The problem is that I have all sort of cases, and is a bit difficult to search the end tag. - the block reads a text until the middle of the end tag - the block reads a text until the end of the end tag, and no more other caracter after - etc and in the same time to have a loop and read the next block. Some times the end of a block concatenated with the start of the next one, I have the end xml tag. I hope you get the idea.
My question is, does anyone have some algorithm that does that more accurate and who i treating all special cases ?
The idea is to split the file as quickly as possible. I did not want to use a lib to treat the file as a xml file because the size of a block cand be smaller or very large, and I don't know if the memory will be enough. Or there is some lib that does not load all in memory?
Thanks alot.
Here below an example of my xml file;
<?xml version="1.0" encoding="UTF-8" ?>
<myTag service="toto" version="1.5.18" >
<endOfPeriodTradeNotification version="1.5.18">
.............
</endOfPeriodTradeNotification>
<endOfPeriodTradeNotification version="1.5.18">
.............
</endOfPeriodTradeNotification>
<endOfPeriodTradeNotification version="1.5.18">
.............
</endOfPeriodTradeNotification>
<inventoryDate>2009-12-31</inventoryDate>
<!-- reporting date -->
<processingDate>2010-01-29T00:00:00</processingDate>
</myTag>
I forgot one thing: my xml file could be all written on the first line, so I cannot gues that one line has one tag.
Upvotes: 1
Views: 3046
Reputation: 3377
The best tool to split xml files is, hands down, vtd-xml. Not only is it super fast, it is also super easy to code your app, eg using xpath.
Upvotes: 0
Reputation: 6956
Although you have stated that you don't want to use a lib that treats it as an XML file. You might want to consider using SAX.
Using SAX, rather than DOM, your fears about memory are allayed, as the whole file is not loaded into memory, but events occur as your application reads the file and encounters XML landmarks such as start and end tags.
SAX is also pretty fast.
This quickstart guide should help: http://www.saxproject.org/quickstart.html
Upvotes: 1
Reputation: 420951
Provided the end-tags that you're after are on lines by them selves, you could simply do
String line;
while ((line = reader.readLine()) != null)
instead of:
while ((n = reader.read(buffer, 0, buffer.length)) != -1)
and then split into a new file whenever line
matches an end-tag and the current file is large enough.
If they are not lines by them selves, you could line.find(...)
the tag instead, split the line, put the first part in the current file, and save the second part for the next file.
However, as pointed out in the comments, the splitted xml-files will be far from valid xml, unless you take care of a few things.
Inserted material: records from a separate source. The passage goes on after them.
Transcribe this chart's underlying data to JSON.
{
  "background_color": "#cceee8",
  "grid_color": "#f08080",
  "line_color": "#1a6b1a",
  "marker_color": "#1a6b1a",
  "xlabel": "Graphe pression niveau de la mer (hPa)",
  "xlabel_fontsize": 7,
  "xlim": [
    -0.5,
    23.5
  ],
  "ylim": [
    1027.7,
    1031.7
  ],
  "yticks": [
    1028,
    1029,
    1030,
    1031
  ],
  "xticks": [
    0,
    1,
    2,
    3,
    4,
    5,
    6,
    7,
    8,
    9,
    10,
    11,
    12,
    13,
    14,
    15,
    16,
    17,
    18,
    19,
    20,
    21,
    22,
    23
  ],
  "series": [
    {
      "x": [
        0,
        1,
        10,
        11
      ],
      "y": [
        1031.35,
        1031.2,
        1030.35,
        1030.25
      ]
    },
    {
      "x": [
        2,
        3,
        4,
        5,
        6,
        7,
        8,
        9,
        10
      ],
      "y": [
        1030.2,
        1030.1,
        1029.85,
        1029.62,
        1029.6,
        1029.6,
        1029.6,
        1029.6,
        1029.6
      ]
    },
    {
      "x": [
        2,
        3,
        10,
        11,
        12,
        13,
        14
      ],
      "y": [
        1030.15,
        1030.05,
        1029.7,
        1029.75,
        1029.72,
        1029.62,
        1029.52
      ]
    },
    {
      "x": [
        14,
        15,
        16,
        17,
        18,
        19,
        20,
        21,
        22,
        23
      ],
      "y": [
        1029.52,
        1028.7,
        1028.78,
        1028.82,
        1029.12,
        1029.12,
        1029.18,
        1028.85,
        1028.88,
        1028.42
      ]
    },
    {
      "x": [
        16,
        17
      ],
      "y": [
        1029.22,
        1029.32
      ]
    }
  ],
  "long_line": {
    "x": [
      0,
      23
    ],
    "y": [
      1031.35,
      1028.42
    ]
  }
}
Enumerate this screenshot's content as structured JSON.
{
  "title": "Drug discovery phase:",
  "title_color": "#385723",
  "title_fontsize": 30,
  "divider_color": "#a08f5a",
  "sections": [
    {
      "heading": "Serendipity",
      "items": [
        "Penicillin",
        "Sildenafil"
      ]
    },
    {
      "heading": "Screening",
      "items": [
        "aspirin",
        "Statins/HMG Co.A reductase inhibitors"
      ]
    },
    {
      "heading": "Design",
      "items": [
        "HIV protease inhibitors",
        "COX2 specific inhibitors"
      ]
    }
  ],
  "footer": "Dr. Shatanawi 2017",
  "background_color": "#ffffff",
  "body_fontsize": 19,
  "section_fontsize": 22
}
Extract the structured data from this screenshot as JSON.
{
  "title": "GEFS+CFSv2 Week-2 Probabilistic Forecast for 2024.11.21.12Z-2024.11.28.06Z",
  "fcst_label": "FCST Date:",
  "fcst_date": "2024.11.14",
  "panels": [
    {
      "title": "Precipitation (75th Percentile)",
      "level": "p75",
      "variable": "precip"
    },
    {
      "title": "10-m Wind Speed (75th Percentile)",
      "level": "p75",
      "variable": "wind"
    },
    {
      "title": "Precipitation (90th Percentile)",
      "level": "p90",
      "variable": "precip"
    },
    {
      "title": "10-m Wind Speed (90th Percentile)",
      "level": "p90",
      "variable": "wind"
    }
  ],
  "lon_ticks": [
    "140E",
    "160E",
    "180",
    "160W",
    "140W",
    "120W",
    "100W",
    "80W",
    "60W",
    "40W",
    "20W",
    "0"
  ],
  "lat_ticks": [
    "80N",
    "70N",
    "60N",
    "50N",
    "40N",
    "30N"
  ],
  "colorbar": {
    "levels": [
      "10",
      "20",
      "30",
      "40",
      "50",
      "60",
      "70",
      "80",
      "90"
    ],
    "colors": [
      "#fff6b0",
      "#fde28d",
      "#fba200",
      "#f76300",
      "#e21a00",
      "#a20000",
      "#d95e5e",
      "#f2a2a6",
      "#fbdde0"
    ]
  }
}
For instance, the first part may look like:
<?xml version="1.0" encoding="UTF-8" ?>
<myTag service="toto" version="1.5.18" >
<endOfPeriodTradeNotification version="1.5.18">
.............
</endOfPeriodTradeNotification>
<endOfPeriodTradeNotification version="1.5.18">
and that's not valid xml. neither is
<inventoryDate>2009-12-31</inventoryDate>
<!-- reporting date -->
<processingDate>2010-01-29T00:00:00</processingDate>
</myTag>
Upvotes: 0